When Argentine soldiers came through Port Stanley, I sometimes bought food for them in the shops because they weren’t allowed to. I remember thinking “What the hell is going on? Why is all this happening?” I still think that – it was all so unreal that if you try to rationalise it, you can’t.
Before the war my mother was living in Port Stanley too, with an Argentine man. There were a few mixed couples. But after Argentina surrendered, my mother’s boyfriend had to leave – the British army turned up and told him he had 20 minutes to say goodbye and then he was put on a ship. Argentines were the enemy.
I married an islander and had a son – he’s 20 now and at Bristol university. My wife and I separated, and, in 2000, when I was in Buenos Aires for an exhibition of my work – I’m a painter – I met an Argentine and we later married.

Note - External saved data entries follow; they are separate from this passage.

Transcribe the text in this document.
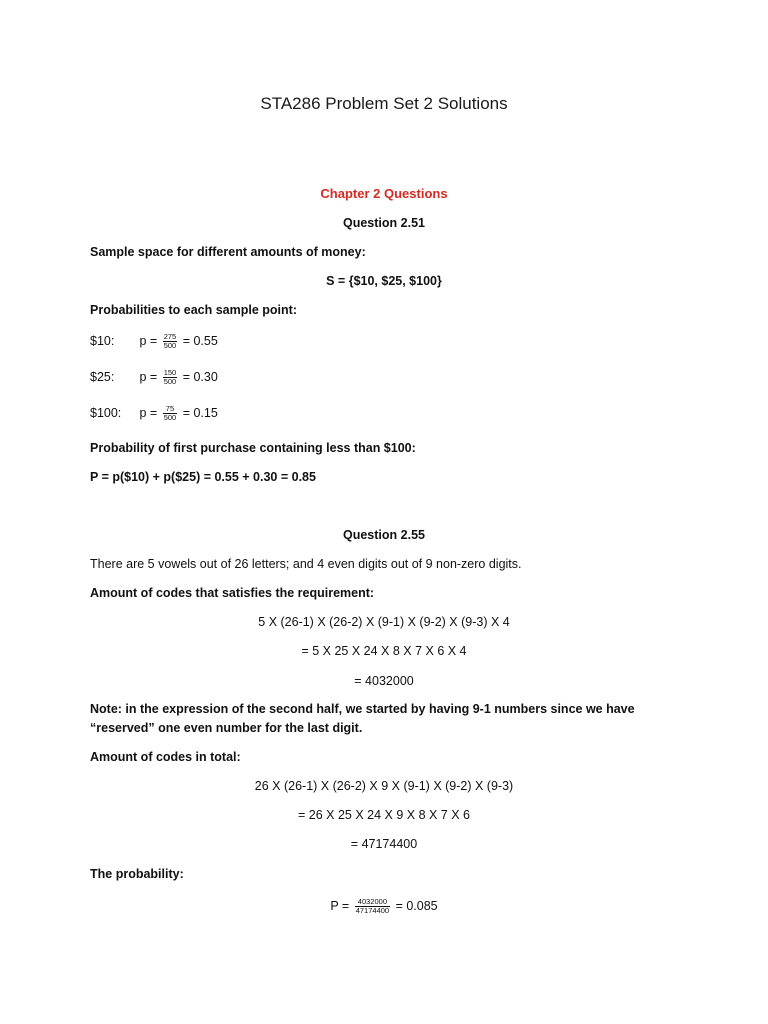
STA286 Problem Set 2 Solutions
Chapter 2 Questions
Question 2.51
Sample space for different amounts of money:
S = {$10, $25, $100}
Probabilities to each sample point:
$10: $p = \frac{275}{500} = 0.55$
$25: $p = \frac{150}{500} = 0.30$
$100: $p = \frac{75}{500} = 0.15$
Probability of first purchase containing less than $100:
P = p($10) + p($25) = 0.55 + 0.30 = 0.85
Question 2.55
There are 5 vowels out of 26 letters; and 4 even digits out of 9 non-zero digits.
Amount of codes that satisfies the requirement:
5 X (26-1) X (26-2) X (9-1) X (9-2) X (9-3) X 4
= 5 X 25 X 24 X 8 X 7 X 6 X 4
= 4032000
Note: in the expression of the second half, we started by having 9-1 numbers since we have “reserved” one even number for the last digit.
Amount of codes in total:
26 X (26-1) X (26-2) X 9 X (9-1) X (9-2) X (9-3)
= 26 X 25 X 24 X 9 X 8 X 7 X 6
= 47174400
The probability:
$P = \frac{4032000}{47174400} = 0.085$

We shuttled back and forth between the islands and Argentina, but we split up in about 2008-09 and I ended up back in the islands. I still came to Buenos Aires to visit our children, who are now nine and five. I just wanted to live with the kids, so I began to look into how to get Argentine papers. I had started thinking about what being British was anyway. It wasn’t the same as in 1982.
Buenos Aires is my home now. I had some very good friends in the city who were ex-conscripts and they helped me get my papers. The Argentine officials were really surprised and I ended up being presented last year with my National Identity Document by Cristina Fernández, the president. It was a big thing. When people ask where I’m from, I say the Malvinas, not the Falklands. I say I’m Argentine, it’s what I am. At the end of the day, I find the whole nationality issue boring because here we still are, coming up to the 30th anniversary of the war, and nothing has changed.
There comes a time when you look at the world, and it’s changing, and you have to ask yourself: do you want to be in on that change, or be like my mother and lose everything? If you want to be with the people you love, you just do it – you don’t put your country first, you put your family first. My mother asked the [Falklands] governor if her boyfriend could return, but he told her Argentines were never going to be allowed back again.
There’s a lot of anger in the islands about what I’ve done. Sometimes I dream I’m going back and that explains some of the aerial shots of islands and cut-up maps I use in my paintings. The imagery just started to come when I got home after a scholarship to art school in Chelsea. I never intended to paint about the war, although I have timed my new exhibition in Buenos Aires to coincide with the anniversary. Sometimes I incorporate poems and I had been working with T.S. Eliot’s The Waste Land for ages before I realised that the first word is “April” – when the war started – and the last words, “Shantih shantih shantih”, mean “peace”.
My oldest son is quite proud of his home, but I’m not. So much has changed – the arrival of a lot of money from the fishing industry, for a start. I don’t like all this oil exploration either. People say, “We’re going to be rich,” but I tell them, “You’re going to have warships patrolling the place for 50 years.”
My life has made me realise that you can cross borders, that things aren’t black and white. My parents died before I took Argentine citizenship. I don’t know if they’d be turning in their graves. But they didn’t have Argentine children. I do.